O que se viu e se vê é o instrumento do ataque – a cadeira, no caso – que definiu não só a explosão do candidato do debate, como se tornou a referência quase preponderante de maioria dos comentaristas.

Nenhum comentário de imediato estabelece a relação autor-vítima, ou vítima-autor, não obstante o antecedente criminoso das ofensas à honra proferidas pela vítima da cadeirada contra o seu autor. Essa vítima que disparou em mais de um debate, e em mais de uma ocasião, verdadeira saraivada venenosas de mentiras, que se não houvesse a reação, que houve, confirmar-se-ia a última frase antes da pancada – “você não é homem”, aliás a mais simples e não menos chula.

A ciência do direito criminal tem uma vertente denominada “vitimologia” e nela se estuda a provocação da vítima como causadora do ato ilícito. Essa participação da vítima aparente tem a vocação para extinguir a pena, ou servir de dosimetria dela se condenação houver.

Esse provocador passou todos os limites. Se ele se vincula à fonte dos rebotalhos que emergiu dos subterrâneos da desgraça nacional, exatamente na última leva de oportunistas que o terremoto da desesperança nacional fez flutuar em nosso território.

Mas, se a Justiça Eleitoral não preveniu, como se esperava que ela o fizesse e depois agisse, o mediador do certame deveria ter agido com determinação e após uma, duas, três advertências deveria excluir os provocados do debate, já que o ataque à honra e à dignidade da pessoa e extremamente mais ferina do que qualquer cadeirada bem ou malsucedida.

A vagarosa reação de instituições e pessoas representa a projeção da forte presença do “dever molenga” que domina e avassala, quem tem o poder de decidir qualquer cousa, e se entrega ao vírus nacional do “jeitinho”.

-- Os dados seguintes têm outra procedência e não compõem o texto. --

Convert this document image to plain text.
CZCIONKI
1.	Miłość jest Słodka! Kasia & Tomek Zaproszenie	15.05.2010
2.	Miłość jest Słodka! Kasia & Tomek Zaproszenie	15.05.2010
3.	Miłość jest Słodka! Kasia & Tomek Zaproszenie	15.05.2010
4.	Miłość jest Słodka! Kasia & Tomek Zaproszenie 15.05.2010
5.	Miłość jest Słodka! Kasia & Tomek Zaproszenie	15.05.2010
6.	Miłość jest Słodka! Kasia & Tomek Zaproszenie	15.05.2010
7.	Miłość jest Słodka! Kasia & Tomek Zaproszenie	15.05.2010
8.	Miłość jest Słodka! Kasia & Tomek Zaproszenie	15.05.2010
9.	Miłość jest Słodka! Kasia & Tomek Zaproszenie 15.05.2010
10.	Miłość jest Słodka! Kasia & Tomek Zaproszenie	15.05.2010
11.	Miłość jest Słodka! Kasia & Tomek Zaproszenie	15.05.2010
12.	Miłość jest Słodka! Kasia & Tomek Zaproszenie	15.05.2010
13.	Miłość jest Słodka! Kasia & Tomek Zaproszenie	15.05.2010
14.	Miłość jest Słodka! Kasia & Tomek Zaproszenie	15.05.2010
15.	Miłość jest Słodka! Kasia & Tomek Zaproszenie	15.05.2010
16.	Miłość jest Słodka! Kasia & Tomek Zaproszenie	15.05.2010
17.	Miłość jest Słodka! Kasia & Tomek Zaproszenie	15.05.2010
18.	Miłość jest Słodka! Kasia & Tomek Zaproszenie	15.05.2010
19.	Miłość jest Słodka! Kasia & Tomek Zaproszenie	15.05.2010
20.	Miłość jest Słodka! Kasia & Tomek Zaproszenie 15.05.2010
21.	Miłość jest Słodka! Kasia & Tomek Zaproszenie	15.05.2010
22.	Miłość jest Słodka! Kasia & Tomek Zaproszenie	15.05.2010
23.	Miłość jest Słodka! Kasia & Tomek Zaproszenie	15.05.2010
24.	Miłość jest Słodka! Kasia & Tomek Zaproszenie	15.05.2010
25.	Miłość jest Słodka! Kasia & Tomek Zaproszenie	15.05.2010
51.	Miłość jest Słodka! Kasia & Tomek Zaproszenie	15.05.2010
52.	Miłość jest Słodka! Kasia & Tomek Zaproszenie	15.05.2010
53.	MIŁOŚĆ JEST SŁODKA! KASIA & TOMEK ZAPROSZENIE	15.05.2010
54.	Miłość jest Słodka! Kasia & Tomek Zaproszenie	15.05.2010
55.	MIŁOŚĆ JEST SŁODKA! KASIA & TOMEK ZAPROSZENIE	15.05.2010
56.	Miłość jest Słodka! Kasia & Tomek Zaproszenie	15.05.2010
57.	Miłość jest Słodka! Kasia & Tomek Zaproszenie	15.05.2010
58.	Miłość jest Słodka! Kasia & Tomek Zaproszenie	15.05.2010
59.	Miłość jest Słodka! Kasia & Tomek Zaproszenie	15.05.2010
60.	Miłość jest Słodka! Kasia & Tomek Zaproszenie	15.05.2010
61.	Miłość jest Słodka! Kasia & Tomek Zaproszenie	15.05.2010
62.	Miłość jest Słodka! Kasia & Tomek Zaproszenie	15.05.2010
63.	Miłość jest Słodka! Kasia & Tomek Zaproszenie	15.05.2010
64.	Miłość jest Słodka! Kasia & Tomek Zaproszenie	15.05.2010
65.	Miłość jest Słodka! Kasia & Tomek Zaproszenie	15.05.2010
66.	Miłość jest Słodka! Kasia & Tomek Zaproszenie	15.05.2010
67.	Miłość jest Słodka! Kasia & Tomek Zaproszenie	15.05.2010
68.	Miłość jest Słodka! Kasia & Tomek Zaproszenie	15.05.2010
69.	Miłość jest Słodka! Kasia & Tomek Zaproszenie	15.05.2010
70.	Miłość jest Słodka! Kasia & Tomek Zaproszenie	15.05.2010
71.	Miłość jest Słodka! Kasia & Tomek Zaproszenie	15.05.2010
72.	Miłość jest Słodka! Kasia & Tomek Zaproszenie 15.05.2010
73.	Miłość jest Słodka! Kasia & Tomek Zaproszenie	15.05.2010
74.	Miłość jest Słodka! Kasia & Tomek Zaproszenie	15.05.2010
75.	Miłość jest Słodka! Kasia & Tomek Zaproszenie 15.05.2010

Se a violência deve ser sempre repudiada, o fato é que foi introduzida, no Brasil, uma prática que privilegia a pregação do ódio, como plataforma para se adquirir posição de poder, fazendo-se antes conhecido por milhares de pessoas, e aquele que tem responsabilidade de punir, é sempre temente à lei, enquanto o ofensor dela se faz de profissional da violência e do desrespeito à dignidade alheia e aos termos da regra legal. Até para se aplicar a lei está se exigindo coragem moral em último grau de decência.

E essa turma da pregação do ódio ainda exige que para com ela qualquer procedimento de investigação e punição siga rigorosamente as regras vigentes, por enquanto essa pregação odienta tem o disparate de desrespeitar todas as regras e todas as leis, em nome da liberdade de expressão, direito garantido pela democracia que, paradoxalmente, ela entrega, como arma, a quem se propõe a destruí-la.

A descansada Justiça Eleitoral, assistindo de camarote o circo do debate eleitoral paulistano, oferece todas as condições para que o debate de 2026 esteja riquíssimo de provocadores e provocações ao arrepio da dignidade das pessoas e do respeito à lei.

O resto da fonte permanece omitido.